The intense sensory world and vague rules

It's like living in a world where there's a constant noise of fingernails on a chalkboard, but everyone else pretends they can't hear it, or that “it's not that loud” or that “ you shouldn't let it bother you”. Trivial interactions can involve gaslighting and invalidation, and you're not allowed to know the rules – the rules that everyone else instinctively knows, but which they deny the existence of (for a longer read on this concept, I recommend Erewhon by Samuel Butler)
 

The neurodiversity tax

Life can be more expensive. There's a disability tax associated with having needs (any type of need) that the general population doesn't. For autism this might be having to arrange a schedule around quieter times in shops that doesn't fit with a bus timetable, necessitating a taxi. It might be the time and financial cost associated with finding replacements for the only sort of shirt/trousers/underwear/whatever that you can tolerate against your skin. It might be the social cost of not masking and being bullied or mistreated.

 

For ADHD it might be the cost associated with replacing lost items, amplified by then finding the expensive item you've just replaced because you thought it had been lost (and the subsequent shame). It might be the cost of enrolling for classes then never being on time for them, or the cost of buying craft equipment for a hyperfixation, then completely losing the motivation and ability to engage with the craft, or finish projects.
 

For dyspraxia it might be the cost of replacing items you've broken accidentally, it might be the time you have to invest in recovering from injuries, it might be the social cost of always being laughed at for being “clumsy” or “slow”.
 

The A, B and C+ planning

Doing anything, literally anything, involves a lot more planning than for allistic people. Where they may be happy to “go with the flow” we need to know what the flow is. We also need to know what might change the flow (using a river metaphor, that could be flash flooding, fallen trees causing a diversion in the waterway etc.) so we can plan for that contingency. If we don't have a plan for every eventuality, and something changes, we're going to struggle to cope, risking a shutdown and/or a meltdown. 

 

This can be compounded if we also have additional health needs. I have IBS, so I can't reliably “grab something to eat while we're there”. I have to research menus** or plan a packed lunch. I have arthritis and fibromyalgia, so the weather can make or break a plan in terms of pain levels. It also affects what I can wear, especially in terms of footwear.
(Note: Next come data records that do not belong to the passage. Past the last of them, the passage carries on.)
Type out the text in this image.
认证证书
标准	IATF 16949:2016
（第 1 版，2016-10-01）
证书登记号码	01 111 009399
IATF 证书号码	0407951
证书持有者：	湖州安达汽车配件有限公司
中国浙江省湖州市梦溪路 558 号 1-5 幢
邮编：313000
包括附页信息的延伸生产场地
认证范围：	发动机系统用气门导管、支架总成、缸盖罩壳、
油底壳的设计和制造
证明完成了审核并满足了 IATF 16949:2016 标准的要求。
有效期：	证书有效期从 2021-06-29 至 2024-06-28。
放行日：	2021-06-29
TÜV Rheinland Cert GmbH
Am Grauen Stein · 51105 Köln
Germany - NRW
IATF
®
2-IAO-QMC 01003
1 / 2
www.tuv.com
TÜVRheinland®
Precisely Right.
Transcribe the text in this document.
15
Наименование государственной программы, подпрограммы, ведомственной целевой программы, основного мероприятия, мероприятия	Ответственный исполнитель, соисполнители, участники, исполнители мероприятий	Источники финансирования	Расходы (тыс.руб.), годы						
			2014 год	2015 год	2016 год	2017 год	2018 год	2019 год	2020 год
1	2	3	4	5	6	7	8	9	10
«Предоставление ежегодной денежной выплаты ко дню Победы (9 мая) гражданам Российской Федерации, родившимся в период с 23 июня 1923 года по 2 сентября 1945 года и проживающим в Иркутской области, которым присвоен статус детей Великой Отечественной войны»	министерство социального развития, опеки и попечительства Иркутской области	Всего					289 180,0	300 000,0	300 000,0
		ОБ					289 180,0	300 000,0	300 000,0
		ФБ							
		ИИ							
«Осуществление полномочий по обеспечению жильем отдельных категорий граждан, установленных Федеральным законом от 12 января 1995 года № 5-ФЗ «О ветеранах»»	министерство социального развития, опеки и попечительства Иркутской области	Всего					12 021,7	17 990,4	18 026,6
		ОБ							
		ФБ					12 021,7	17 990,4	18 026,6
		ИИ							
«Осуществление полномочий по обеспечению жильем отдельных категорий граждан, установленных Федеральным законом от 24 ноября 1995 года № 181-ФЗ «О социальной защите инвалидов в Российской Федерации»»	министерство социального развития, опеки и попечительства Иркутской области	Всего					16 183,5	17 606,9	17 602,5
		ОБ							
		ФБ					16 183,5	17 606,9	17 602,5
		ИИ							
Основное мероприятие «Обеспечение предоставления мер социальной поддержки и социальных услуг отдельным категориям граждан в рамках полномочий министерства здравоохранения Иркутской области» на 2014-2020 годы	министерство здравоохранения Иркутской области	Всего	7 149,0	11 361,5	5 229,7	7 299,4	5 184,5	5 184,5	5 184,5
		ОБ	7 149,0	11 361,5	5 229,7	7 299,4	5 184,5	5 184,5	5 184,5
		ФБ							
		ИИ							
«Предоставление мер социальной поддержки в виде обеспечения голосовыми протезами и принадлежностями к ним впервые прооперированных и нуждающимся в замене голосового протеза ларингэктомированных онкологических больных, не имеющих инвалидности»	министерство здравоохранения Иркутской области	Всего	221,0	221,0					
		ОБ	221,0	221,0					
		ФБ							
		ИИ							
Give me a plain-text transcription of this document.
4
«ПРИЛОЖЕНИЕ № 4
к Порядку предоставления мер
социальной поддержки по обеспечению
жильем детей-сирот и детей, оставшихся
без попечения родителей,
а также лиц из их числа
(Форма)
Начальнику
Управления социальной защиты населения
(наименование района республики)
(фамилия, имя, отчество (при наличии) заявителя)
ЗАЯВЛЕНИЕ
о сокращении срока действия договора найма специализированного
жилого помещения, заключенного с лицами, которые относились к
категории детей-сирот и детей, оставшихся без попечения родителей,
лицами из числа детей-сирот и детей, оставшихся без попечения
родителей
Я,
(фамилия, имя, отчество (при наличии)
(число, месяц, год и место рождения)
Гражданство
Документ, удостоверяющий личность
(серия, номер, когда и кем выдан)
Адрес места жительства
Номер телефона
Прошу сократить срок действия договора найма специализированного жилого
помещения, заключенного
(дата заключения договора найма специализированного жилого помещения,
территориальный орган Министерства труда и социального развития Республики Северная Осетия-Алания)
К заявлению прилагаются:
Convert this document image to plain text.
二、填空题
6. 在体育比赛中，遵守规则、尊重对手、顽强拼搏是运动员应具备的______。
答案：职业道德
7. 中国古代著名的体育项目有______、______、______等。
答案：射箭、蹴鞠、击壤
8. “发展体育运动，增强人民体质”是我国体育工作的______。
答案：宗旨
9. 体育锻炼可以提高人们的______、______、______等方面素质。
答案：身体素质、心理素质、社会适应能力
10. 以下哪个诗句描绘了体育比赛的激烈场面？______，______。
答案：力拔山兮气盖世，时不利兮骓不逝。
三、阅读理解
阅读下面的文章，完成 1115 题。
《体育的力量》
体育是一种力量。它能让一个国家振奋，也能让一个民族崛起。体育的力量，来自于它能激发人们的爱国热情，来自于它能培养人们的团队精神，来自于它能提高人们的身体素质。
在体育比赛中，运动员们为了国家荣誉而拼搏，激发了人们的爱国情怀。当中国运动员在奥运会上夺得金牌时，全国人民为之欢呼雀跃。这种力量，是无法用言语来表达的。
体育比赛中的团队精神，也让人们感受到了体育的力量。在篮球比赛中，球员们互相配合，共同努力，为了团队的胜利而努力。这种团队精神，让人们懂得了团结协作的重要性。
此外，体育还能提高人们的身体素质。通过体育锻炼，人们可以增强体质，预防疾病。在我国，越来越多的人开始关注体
Add dyspraxia to arthritis in icy weather and you have a recipe for a very painful disaster.

 

Spoon theory

This excellent analogy for understanding the impact that having a chronic condition, or living with the additional demands of neurodivergence, was developed by Christine Miserandino, and you can read it here: https://butyoudontlooksick.com/articles/written-by-christine/the-spoon-theory/


 

I'll come back and update this if and when I come up with any piercing insights into what it's like to be autistic or neurodivergent.

 


 

* Allistic = everyone who is not autistic. Neurodivergent people can still be allistic.

 

**And this is no guarantee either, because I've done this and then found on the day they've changed the menu, or the supplier, and now my options have gone.